Ford Dodges Bailout with Outside Help
Monday, March 02, 2009
We've frequently praised Ford in this blog for the actions it has taken to secure its future... to the extent that any Detroit auto maker can secure its future these days.
A lot of the praise can be directed at Ford's CEO Alan Mulally, an outsider to the Detroit Big Three and the auto industry in general.

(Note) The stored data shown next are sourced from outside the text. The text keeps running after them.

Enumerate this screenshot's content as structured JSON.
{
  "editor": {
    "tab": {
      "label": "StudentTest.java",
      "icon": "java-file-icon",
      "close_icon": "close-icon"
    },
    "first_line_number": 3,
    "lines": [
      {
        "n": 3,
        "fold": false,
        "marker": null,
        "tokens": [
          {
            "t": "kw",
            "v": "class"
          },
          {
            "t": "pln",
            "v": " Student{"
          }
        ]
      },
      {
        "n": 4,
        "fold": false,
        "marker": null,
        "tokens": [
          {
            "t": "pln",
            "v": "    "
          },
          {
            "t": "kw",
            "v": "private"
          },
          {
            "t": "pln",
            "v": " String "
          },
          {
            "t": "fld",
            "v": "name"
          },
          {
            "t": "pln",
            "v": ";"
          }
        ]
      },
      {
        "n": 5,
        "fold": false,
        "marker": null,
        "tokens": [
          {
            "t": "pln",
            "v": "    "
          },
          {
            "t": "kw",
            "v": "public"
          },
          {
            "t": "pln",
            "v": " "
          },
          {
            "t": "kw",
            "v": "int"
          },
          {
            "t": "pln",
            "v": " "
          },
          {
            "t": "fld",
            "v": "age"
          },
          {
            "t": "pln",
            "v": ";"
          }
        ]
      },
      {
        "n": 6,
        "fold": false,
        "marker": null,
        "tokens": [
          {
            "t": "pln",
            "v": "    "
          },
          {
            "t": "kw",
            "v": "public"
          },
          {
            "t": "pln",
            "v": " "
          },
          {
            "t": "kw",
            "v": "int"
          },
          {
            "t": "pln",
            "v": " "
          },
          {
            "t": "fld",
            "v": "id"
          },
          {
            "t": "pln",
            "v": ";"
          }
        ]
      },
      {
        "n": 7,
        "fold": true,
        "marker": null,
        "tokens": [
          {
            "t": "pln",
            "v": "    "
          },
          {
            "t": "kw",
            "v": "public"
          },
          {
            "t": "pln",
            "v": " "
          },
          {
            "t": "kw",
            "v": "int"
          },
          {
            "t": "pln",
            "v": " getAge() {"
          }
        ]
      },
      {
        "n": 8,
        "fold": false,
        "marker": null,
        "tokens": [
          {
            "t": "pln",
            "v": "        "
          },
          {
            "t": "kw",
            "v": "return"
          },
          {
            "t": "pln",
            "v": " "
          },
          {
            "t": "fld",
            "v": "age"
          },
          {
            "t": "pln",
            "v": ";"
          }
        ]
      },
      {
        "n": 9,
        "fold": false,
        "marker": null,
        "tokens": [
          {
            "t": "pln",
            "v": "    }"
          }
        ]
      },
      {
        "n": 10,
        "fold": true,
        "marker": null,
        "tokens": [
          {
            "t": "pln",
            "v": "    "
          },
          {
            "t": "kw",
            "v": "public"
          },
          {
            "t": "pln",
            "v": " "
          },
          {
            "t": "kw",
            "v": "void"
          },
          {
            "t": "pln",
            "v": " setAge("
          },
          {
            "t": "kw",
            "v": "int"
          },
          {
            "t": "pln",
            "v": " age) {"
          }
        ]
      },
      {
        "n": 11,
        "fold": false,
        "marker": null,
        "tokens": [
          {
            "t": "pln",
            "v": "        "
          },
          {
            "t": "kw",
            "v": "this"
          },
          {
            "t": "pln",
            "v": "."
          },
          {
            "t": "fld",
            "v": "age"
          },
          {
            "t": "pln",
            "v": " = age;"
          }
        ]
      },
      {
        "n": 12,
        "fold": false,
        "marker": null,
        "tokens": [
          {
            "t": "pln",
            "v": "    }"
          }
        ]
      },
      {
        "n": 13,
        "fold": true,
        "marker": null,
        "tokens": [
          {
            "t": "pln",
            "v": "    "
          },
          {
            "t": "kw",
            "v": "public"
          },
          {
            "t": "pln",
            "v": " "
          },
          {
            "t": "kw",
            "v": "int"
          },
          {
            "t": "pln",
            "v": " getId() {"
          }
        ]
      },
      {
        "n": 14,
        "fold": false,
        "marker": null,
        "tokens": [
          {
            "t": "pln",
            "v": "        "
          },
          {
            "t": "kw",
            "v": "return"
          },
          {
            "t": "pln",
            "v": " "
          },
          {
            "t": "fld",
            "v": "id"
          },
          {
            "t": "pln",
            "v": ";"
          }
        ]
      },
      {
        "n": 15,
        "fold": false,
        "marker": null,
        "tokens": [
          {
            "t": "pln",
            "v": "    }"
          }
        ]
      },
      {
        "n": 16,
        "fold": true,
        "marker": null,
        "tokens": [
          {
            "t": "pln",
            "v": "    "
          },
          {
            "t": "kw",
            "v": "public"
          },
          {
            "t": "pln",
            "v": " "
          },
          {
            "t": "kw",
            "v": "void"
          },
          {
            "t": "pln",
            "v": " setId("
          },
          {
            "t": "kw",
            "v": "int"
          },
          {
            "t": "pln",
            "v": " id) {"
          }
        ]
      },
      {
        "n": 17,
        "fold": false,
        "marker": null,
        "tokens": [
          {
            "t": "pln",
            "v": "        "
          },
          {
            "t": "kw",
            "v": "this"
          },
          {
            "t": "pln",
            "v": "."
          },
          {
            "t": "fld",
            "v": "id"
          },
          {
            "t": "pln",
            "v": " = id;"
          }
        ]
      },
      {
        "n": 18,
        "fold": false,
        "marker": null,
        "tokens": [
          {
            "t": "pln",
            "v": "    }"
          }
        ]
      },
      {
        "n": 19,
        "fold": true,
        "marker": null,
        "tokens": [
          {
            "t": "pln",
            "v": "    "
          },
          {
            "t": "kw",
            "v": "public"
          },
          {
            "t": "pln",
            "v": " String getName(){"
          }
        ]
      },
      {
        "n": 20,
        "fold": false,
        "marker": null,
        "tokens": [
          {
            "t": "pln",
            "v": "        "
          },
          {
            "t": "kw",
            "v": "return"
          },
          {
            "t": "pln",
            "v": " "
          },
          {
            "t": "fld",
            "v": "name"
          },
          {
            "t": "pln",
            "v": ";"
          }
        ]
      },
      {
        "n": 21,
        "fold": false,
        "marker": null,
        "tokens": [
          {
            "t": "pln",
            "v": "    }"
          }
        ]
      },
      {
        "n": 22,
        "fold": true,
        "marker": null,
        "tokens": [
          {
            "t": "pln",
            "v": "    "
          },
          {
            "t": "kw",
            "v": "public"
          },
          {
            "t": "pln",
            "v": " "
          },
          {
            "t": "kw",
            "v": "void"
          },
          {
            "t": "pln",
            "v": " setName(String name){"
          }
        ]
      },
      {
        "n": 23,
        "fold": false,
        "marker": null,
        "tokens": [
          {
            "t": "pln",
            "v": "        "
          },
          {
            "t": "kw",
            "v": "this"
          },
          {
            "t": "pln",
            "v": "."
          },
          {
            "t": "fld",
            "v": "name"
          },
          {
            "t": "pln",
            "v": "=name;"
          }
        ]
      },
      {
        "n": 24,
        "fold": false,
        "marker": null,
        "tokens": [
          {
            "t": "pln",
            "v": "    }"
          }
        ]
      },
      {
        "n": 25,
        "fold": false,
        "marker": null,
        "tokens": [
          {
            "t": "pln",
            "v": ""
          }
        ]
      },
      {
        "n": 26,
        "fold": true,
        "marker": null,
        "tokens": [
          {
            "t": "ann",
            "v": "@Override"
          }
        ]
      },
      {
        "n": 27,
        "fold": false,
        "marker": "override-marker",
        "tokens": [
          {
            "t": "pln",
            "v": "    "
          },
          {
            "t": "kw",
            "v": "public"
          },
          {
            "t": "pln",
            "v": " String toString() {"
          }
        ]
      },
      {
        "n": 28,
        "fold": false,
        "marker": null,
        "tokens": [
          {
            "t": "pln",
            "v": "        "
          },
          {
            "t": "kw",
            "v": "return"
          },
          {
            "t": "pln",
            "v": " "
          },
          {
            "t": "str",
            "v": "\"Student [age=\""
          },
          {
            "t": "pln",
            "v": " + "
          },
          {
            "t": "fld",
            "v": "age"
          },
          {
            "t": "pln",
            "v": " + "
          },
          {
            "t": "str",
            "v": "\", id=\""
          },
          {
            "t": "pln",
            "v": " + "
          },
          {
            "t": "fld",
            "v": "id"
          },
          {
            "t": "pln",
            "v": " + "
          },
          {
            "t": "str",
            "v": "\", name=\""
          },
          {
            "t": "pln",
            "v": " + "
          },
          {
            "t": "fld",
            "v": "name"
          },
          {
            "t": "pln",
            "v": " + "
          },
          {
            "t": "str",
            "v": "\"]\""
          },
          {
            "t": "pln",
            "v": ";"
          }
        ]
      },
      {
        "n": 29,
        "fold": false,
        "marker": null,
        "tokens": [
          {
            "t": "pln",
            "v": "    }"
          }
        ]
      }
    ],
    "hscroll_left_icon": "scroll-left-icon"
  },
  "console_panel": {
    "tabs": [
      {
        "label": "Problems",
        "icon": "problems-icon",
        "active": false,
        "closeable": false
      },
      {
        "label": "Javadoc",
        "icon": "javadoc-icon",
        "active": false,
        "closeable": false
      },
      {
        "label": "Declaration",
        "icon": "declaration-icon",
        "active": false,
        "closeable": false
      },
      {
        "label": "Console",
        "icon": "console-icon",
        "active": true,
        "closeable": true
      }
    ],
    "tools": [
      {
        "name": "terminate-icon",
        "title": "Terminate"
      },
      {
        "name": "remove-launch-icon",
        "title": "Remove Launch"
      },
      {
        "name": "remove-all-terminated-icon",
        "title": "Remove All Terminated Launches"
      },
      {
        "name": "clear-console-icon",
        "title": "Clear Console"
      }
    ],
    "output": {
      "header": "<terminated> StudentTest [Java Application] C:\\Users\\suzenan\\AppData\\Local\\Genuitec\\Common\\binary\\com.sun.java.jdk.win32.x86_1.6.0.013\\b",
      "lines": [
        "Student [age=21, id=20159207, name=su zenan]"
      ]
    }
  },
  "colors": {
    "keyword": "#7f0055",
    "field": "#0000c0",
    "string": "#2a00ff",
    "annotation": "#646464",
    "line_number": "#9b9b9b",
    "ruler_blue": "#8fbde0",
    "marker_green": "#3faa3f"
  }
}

Click here to read more about how Ford took an innovative approach to get ahead its Detroit rivals - GM and Chrysler. I pulled out some excerpts from the article on Mulally and the actions he took to avoid a potential bankruptcy at Ford, at least for now:
Mulally, 63, blessed with a deceptively soft-spoken persona, was audacious in taking on all of Ford's most critical problems at once. The result is the healthiest cash position of any domestic automaker, a firm committed to just one brand, the "greenest" line-up of Detroit offerings, and the one domestic U.S. automaker that has actually been gaining market share.Again it's another example of how an outsider CEO can bring fresh thinking to a company. Outsider leaders are not silver bullets to all companies in every situation. Indeed sometimes they can create more problems than they solve. From the article:
A prescient Mulally soon after his arrival bolstered Ford's treasury with a stunning $23.4 billion (U.S.) in fresh borrowings and lines of credit in late 2006. The move was questioned at the time because Ford was required to put in hock just about all of its assets, even its hallowed "Blue Oval" trademark.
Outsider turnaround CEOs are over-rated. The now-bankrupt Nortel Networks Corp. is a sad example of that. But Mulally's remove from Detroit's notoriously insular culture has perhaps saved Ford, at a time when at least one U.S. credit-rating agency says there is a 70 per cent chance that either or both of GM and Chrysler succumb to bankruptcy.